In early August, the Senate Finance Committee held a bipartisan hearing co-chaired by Senators Ron Wyden (D-Ore.) and Charles Grassley (R-Iowa) revealing that the organ procurement and transplant system in America is badly broken.
Fifty-five years ago, in 1967, at a time when Christiaan Barnard had just performed the world’s first human-to-human heart transplant, the two of us — identical twins — were newly minted officers in the U.S. Public Health Service stationed at the National Institutes of Health (NIH) in Bethesda, Md. As a physician (A.M.S.) and a lawyer (B.L.S.) assigned to work on organ donation and transplantation, the Uniform Law Commission invited us to help draft the Uniform Anatomical Gift Act. The work was completed in eight months and the model law was adopted by the commissioners at their annual meeting in June 1968. The act was approved by all 50 states and the District of Columbia in just three years.
A half-century later, it continues to be a sound and stable legal system that provides individuals and families with the clear authority to donate an organ upon death. Eighty-seven percent of organ donations are made this way; the remaining 13% are made by living donors.
The Senate Finance Committee revealed that the wishes of far too many potential organ donors are not being honored by the federal contractors responsible for organ donation. And consider this: One in four kidneys currently recovered from donors are discarded, meaning they never make it to waiting recipients.
How did the U.S. get itself into this dilemma?
In 1984, Congress enacted the National Organ Transplant Act, which created a nationwide network for procuring and allocating kidneys, hearts, lungs, and other organs. The law established the Organ Procurement and Transplantation Network (OPTN) and mandated that it be operated by an independent contractor. This contractor, the United Network for Organ Sharing, was supposed to manage the U.S. organ donation system, including setting policy, maintaining the technological matching systems to connect donors and recipients, and overseeing the nearly 60 organ procurement organizations (OPOs) responsible for the local procurement of organs.
Having helped create the Uniform Anatomical Gift Act, we have followed the evolution of transplantation. It is difficult for us to imagine that the system designed to fairly and efficiently implement organ donation has become so fundamentally flawed in its operation.
At the hearings, expert witnesses described in detail an archaic technology infrastructure with massive downtime and unreliable systems, and an organ tracking system that is far less effective than the luggage tracking systems used by U.S. airlines. They outlined significant disparities in treatment of patients based on race and ethnicity and geographical regions. Senators called out a four-fold variation in the performance of organ procurement organizations — a level of performance variation that would not be tolerated in any other area of health care.
If the components of the organ transplantation system were doing their jobs, there might be no waiting list for hearts, livers, or lungs in the U.S. within three years, and the waiting list for kidneys — which contributes to a $36 billion a year taxpayer-funded dialysis cost — could be dramatically reduced.
According to witnesses at the hearing, at least part of these problems stem from the insular culture of United Network for Organ Sharing and its leadership. What emerged from the Senate hearings is that this taxpayer-funded monopoly, which operates with little or no oversight, has not served the country well.

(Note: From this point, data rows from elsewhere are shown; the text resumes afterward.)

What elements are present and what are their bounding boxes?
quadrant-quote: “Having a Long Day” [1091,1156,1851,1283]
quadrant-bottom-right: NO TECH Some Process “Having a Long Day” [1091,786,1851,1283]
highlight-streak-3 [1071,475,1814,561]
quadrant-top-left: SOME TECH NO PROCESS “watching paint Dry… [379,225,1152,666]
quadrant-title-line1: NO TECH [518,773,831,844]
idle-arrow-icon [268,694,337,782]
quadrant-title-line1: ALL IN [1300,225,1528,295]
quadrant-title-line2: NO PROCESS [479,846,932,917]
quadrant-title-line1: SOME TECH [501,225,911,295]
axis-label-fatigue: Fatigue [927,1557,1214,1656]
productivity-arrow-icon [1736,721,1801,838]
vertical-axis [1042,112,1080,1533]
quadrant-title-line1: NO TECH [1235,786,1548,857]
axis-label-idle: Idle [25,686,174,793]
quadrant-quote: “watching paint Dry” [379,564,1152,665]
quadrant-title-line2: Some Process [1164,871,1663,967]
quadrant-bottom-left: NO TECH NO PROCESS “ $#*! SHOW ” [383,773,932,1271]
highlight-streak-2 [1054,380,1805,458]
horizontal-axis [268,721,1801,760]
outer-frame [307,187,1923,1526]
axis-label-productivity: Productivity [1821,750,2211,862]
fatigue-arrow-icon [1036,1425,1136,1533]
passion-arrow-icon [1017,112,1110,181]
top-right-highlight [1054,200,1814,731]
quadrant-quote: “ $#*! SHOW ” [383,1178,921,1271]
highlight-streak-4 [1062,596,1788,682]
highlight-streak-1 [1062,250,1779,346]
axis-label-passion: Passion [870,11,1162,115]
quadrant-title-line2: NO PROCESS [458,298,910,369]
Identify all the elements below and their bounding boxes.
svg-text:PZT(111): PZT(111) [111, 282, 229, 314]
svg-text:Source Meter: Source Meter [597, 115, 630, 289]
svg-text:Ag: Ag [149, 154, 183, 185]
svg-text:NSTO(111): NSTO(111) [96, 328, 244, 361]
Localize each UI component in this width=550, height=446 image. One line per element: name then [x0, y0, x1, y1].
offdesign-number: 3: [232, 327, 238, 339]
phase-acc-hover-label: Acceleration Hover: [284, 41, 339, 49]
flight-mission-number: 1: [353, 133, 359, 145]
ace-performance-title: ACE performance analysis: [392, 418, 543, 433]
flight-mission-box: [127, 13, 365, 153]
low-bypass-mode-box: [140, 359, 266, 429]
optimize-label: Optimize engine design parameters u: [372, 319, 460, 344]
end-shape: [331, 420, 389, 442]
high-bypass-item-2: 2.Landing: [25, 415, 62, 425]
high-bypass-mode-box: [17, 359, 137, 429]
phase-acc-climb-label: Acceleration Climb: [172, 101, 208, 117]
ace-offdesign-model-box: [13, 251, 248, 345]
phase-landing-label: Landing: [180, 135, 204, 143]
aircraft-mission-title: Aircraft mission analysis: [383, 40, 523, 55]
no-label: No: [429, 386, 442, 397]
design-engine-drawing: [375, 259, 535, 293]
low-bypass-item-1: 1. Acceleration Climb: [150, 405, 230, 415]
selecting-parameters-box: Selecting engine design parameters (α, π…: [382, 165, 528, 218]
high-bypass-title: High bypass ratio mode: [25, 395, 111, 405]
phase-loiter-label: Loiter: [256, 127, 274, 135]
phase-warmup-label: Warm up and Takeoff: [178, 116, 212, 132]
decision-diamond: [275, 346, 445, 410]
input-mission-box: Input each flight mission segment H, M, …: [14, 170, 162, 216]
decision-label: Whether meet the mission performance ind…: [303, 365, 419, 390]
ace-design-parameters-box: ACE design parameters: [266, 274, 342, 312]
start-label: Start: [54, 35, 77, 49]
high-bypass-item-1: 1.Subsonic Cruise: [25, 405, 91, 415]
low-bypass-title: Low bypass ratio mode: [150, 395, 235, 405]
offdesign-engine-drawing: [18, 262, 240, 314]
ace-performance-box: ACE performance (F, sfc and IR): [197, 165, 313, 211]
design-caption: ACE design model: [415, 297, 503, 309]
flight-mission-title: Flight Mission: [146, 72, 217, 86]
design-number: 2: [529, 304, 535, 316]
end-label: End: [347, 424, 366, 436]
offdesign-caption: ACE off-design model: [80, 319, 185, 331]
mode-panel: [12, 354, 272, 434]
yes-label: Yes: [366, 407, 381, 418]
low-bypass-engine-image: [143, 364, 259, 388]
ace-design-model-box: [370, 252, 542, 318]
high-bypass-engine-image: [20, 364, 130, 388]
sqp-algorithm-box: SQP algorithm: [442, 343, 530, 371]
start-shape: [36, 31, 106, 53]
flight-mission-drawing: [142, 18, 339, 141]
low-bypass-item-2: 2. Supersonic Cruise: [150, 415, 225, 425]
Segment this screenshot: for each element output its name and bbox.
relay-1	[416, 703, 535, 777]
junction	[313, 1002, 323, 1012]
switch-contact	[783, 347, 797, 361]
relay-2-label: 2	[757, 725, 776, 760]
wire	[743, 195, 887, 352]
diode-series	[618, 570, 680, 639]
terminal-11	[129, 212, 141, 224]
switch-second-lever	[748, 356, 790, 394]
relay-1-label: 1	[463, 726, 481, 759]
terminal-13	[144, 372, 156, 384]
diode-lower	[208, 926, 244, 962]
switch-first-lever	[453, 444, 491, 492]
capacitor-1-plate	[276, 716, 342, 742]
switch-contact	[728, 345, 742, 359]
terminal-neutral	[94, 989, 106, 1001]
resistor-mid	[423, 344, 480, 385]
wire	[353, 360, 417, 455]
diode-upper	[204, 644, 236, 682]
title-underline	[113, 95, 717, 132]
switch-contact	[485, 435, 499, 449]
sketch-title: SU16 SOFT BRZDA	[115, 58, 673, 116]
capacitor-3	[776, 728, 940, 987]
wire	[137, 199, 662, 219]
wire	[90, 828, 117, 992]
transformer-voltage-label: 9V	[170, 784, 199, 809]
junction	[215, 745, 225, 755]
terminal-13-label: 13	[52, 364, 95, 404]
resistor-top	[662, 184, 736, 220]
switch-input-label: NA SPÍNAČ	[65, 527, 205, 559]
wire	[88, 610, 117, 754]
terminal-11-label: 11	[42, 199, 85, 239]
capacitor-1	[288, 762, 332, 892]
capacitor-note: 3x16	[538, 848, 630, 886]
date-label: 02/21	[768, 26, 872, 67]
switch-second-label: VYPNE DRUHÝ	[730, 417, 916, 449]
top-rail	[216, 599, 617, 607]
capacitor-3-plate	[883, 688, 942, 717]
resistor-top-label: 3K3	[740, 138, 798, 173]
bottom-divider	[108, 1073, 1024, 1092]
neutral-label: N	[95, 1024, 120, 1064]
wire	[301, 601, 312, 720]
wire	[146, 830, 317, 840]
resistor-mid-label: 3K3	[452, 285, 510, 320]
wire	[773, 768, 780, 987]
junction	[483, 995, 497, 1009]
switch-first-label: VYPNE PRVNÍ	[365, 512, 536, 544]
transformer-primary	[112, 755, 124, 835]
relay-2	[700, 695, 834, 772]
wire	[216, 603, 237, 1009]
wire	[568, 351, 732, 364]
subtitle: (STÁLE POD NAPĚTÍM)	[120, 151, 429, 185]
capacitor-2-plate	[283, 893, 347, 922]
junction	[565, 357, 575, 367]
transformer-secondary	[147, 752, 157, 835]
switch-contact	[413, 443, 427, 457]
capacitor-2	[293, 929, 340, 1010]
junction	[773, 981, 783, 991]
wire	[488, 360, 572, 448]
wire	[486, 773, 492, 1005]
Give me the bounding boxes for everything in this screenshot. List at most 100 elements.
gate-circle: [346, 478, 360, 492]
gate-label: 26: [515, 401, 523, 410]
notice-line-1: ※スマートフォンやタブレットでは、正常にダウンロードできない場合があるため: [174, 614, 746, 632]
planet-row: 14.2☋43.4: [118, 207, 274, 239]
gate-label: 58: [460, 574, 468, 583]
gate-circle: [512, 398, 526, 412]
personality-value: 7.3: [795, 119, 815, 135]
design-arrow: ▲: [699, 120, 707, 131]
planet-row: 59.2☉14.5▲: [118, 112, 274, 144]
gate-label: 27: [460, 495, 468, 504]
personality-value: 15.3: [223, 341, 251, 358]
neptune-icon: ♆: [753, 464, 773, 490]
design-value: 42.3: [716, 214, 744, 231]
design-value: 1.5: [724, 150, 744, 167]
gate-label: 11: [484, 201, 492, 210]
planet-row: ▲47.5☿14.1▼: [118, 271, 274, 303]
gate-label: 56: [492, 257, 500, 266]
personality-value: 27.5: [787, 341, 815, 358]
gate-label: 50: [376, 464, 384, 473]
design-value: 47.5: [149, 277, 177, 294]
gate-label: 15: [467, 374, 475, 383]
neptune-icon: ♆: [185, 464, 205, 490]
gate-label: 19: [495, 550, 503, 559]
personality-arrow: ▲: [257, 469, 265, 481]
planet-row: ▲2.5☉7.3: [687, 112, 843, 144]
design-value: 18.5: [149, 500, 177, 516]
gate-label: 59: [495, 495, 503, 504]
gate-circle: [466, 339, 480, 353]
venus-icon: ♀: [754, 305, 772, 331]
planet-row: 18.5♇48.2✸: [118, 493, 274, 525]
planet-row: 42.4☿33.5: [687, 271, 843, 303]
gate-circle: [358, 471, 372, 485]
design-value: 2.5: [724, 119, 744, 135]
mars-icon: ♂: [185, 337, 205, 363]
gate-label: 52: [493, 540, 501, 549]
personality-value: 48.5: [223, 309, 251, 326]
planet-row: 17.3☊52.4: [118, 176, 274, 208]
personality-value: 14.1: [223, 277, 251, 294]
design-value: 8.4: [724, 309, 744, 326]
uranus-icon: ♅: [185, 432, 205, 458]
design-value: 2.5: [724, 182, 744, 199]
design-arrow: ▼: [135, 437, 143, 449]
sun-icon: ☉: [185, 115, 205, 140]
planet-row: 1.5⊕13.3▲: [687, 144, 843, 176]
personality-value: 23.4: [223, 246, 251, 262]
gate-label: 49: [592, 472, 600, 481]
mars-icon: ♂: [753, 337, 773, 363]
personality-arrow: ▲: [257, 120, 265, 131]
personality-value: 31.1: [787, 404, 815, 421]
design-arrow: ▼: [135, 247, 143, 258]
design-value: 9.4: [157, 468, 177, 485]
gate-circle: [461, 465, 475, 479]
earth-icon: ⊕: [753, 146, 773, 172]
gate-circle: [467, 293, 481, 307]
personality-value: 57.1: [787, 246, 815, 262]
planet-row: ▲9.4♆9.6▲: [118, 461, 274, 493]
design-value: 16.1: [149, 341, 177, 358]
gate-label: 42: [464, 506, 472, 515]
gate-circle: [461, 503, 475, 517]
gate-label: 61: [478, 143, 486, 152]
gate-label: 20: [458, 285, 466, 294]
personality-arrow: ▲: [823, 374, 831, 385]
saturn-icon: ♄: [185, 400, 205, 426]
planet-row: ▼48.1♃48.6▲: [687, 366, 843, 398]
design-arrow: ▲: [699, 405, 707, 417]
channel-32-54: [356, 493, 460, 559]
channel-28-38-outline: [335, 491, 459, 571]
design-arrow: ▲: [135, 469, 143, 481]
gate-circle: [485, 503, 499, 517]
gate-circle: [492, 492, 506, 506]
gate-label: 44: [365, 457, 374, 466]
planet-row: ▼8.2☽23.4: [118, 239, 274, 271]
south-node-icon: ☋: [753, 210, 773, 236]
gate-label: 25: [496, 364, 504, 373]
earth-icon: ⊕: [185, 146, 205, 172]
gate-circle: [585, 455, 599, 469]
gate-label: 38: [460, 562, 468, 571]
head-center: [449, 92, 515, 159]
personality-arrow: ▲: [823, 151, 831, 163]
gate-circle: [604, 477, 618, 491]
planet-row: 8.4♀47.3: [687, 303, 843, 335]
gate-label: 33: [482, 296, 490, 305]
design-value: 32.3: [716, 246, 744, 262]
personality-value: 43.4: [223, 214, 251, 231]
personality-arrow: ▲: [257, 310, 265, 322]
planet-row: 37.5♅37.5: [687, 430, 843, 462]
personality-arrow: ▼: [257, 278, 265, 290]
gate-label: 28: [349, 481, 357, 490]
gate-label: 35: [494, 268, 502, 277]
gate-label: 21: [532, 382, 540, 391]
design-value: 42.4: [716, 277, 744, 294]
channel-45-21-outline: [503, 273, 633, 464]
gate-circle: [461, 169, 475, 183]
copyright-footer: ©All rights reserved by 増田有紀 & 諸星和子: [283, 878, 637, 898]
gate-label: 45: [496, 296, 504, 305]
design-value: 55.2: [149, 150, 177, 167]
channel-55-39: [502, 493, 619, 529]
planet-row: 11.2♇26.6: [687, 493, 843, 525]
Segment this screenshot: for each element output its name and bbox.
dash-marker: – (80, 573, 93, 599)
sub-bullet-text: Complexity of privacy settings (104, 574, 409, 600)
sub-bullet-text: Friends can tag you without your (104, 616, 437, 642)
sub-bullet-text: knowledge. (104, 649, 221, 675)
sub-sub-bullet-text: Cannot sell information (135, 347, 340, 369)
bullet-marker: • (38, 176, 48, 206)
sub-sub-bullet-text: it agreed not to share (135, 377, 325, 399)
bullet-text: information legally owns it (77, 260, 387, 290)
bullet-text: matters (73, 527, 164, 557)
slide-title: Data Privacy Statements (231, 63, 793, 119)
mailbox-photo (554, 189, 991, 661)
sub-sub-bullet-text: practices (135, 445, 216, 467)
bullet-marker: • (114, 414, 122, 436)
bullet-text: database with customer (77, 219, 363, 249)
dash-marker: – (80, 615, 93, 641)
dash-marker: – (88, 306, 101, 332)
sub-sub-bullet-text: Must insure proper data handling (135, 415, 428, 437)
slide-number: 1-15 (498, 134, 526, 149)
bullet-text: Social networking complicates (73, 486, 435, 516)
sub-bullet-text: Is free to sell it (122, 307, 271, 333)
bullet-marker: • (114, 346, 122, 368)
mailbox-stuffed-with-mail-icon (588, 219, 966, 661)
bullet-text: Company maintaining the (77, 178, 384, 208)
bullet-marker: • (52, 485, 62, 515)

As we described in our recent book, “(P)LUCK,” two key lessons for catalyzing change include “Invite All Stakeholders” and “Act with Transparency and Build Trust.” Both are apparently missing in some parts of today’s organ transplant system.
It sometimes takes an external event to push or pull a nation or a system into action. In 1967, Christiaan Barnard opened the eyes of the world to what was possible in transplantation and pulled people into action. We hope that the bipartisan hearing by the Senate Finance Committee has turned a bright light on the defects and inequities in today’s transplantation system. It is rare to hear members of Congress on opposite sides of the aisle agree with each other, but their joint message is that the time has come to create an organ transplant system that meets the needs of Americans desperately needing new organs.
Having helped usher in the modern era of organ transplantation in the U.S., we look forward to seeing a new era of innovation and transparency to benefit people who need new organs as well as the taxpayers who pay for it. Where to start? Congress and the Biden administration should move rapidly to implement the comprehensive recommendations made by the Senate Finance Committee.
Blair L. Sadler is a senior fellow at the Institute for Healthcare Improvement and a faculty member at the University of California San Diego Rady School of Management. Alfred M. Sadler, Jr., practiced primary care medicine in Monterey County, Calif., for nearly 40 years, with an emphasis on compassionate care for underserved populations. Together they served as a legal-medical team that helped usher in large-scale shifts in the practice and delivery of health care services in the United States, including organ transplantation, the 911 system, and the physician assistant profession, as described in their book, “(P)LUCK: Lessons We Learned for Improving Healthcare and the World” (Silicon Valley Press, June 2022).